Circulose Partners with Marks & Spencer to Accelerate Circular Fashion in the UK
Swedish sustain-tech company Circulose has announced a landmark partnership with Marks & Spencer (M&S), making the British retailer the first UK brand to join Circulose as a Scaling Partner. The collaboration marks a major step toward bringing circular materials into mainstream fashion and accelerating the industry’s transition away from virgin resource dependency.
Through the partnership, M&S will begin integrating significant volumes of CIRCULOSE®—a next-generation fiber made entirely from textile waste—into selected product ranges. By replacing virgin fibers with circular alternatives, the retailer aims to reduce its environmental footprint while strengthening its long-term commitment to sustainable sourcing.
CIRCULOSE® is produced through a patented process that transforms discarded textiles—such as production scraps and unsellable garments—into a high-quality regenerated material. Designed to match the performance of conventional fibers, the material helps brands lower emissions, divert waste from landfills, and ease pressure on forests and land resources.
The collaboration underscores Circulose’s renewed commercial strategy, which centers on deep, hands-on partnerships with global brands to scale circular materials beyond small-batch pilots. Through its licensing model and implementation support, Circulose works with partners across the textile value chain to embed circularity at an industrial scale.

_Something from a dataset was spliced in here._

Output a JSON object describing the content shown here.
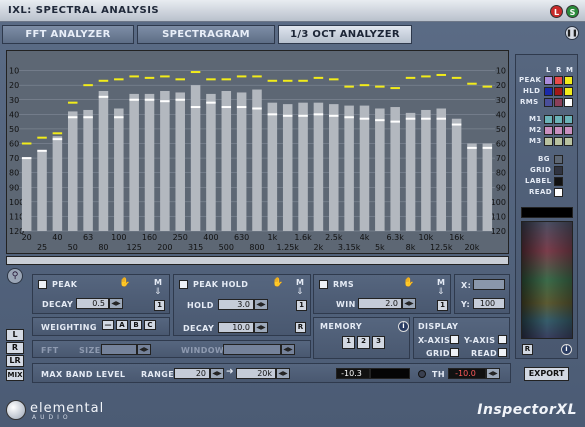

For M&S, the partnership aligns with its Plan A sustainability strategy and its ambition to become a net-zero business across its value chain by 2040. It also complements the retailer’s broader “Another Life” circularity initiatives—spanning resale partnerships with eBay and Reskinned, a repair service with SOJO, and programs focused on rewear, recycle, and resale.
As more brands prepare to join Circulose’s Scaling Partner network, this collaboration signals growing industry momentum toward circular design and next-generation materials—laying the groundwork for a fashion system built on regeneration rather than extraction.